Nous construisons un monde où commercent les gens dans leur conduite plus ou moins réglée selon un sens commun, (mais pas toujours). Nous donnons du sens aux évènements selon les représentations de la situation et selon les anticipations sur l’action. Nous élaborons des théories sur la vie et nous inventons des mythes au sujet de nos origines. Nous nous rassurons.

 

Si l’événement sert de borne sur la route, au point que nous parlons par la suite d’un avant et d’un après, le traumatisme lui ajoute quelque chose. Il en fait un événement indescriptible de notre vie. Le traumatisme n’a pas de sens et s’il borne néanmoins la route, c’est plus par une absence qui laisse des traces que par un élément concret comme un menhir le serait le long du chemin. L’absence ne peut se représenter. Elle n’est pas envisageable sinon à lui signifier la forme informe d’un trou quelconque.
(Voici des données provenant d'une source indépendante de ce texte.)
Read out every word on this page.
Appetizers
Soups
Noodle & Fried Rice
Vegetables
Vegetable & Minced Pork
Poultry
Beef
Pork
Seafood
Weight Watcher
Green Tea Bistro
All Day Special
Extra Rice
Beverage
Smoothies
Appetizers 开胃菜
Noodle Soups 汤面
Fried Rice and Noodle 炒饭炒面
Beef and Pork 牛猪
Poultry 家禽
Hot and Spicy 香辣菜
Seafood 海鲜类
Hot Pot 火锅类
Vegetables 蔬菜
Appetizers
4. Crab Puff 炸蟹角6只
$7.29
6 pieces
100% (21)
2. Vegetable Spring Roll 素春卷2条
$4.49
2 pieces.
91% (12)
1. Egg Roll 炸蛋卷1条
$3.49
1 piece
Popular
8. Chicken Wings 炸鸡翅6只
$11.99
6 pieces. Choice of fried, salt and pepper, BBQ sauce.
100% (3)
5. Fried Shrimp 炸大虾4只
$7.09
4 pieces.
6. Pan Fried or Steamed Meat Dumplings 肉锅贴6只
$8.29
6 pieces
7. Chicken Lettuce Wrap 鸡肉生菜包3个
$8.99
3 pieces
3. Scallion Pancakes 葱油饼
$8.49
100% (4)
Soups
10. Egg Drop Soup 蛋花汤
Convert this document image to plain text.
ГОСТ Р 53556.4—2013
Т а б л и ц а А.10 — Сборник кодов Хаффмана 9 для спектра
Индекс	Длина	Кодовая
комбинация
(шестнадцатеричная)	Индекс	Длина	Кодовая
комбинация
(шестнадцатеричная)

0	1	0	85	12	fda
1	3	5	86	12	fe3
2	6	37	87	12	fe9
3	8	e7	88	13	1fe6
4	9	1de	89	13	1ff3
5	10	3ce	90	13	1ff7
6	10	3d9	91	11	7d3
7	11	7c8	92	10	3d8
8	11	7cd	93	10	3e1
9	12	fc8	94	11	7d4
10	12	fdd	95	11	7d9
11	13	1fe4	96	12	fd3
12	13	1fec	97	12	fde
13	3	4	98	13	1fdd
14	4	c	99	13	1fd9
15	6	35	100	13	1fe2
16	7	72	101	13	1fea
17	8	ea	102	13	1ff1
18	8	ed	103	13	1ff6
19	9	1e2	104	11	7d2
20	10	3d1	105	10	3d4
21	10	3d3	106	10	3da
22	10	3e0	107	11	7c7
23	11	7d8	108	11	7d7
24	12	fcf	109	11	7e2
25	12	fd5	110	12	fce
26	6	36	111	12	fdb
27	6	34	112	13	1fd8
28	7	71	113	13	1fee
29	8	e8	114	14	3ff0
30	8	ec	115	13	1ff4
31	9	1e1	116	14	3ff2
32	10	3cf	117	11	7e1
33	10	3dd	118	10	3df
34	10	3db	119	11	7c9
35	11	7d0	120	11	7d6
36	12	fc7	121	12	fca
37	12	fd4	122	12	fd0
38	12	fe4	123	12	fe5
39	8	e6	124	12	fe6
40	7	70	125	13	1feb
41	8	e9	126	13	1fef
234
On parlerait du visage informe de l’absence comme de ce qui informe qu’il n’y a pas de visage à l’absence. (Renversant !) Pourtant cela laisse plus qu’une trace sur la voie. Le traumatisme détourne le chemin, crée une cassure, une faille, une perte, un irrémédiable trouble que nul mot ne pourra jamais décrire et encore moins expliquer.

 

L’angoisse accompagne le traumatisme dans un premier temps, angoisse d’anéantissement, angoisse de n’y pas pouvoir survivre. Dans un second temps, l’événement provoque le souvenir du traumatisme et l’affect d’angoisse qui l’a accompagné. L’événement, si mineur soit-il crée une nouvelle angoisse. Mais de quel traumatisme s’agit-il qui fait que le moindre événement, comme la présence d’une araignée ou le frôlement d’une chauve-souris, provoque la manifestation d’angoisse, laquelle est souvent très disproportionnée en rapport avec la gravité de l’événement ? Parfois la situation peut sembler évidente, pour ceux qui se contentent des apparences. Une jeune fille me confiait ne plus pouvoir dormir dans un lit depuis ses quinze ans. Ceci lui était arrivé que juste après le départ de sa mère pour la journée de travail, elle trouva son père décédé dans le lit. 

Nous avançons très vite que c’est un traumatisme qui laisse sans voix, qui sidère, qui anéantit, qui tétanise, qui n’a pas de sens. Il fait effraction dans l’appareil psychique. Il dérègle l’appareil à penser. Mais le fond du traumatisme, c’est ce dont la jeune fille ne peut pas parler puisqu’elle vit  encore l’angoisse du lit.

 

Peut-on néanmoins envisager un mythe du traumatisme originel, celui qui aurait provoqué l’angoisse originelle, au point que sa réminiscence suffit à angoisser ? Les moments de sidération futurs nous donnerons en effet à la revivre. Envisager est bien le mot clef qui nous relie à ce moment-même au fait qu’il existe de l’inenvisageable dans le traumatisme comme dans le mythe. C’est une construction a posteriori, fiction qui fait fonction d’envisager.

 

Essayons de nous représenter dans le douillet confort d’un jacusi, sans aucune perturbation. Nous ne parlons pas et sourions. Nous sommes bercés dans la nonchalance et oscillons entre l’état de béatitude et l’hypnose de quelque rêve éveillé. Quelle idée folle celle de prévoir une fin à ce délice !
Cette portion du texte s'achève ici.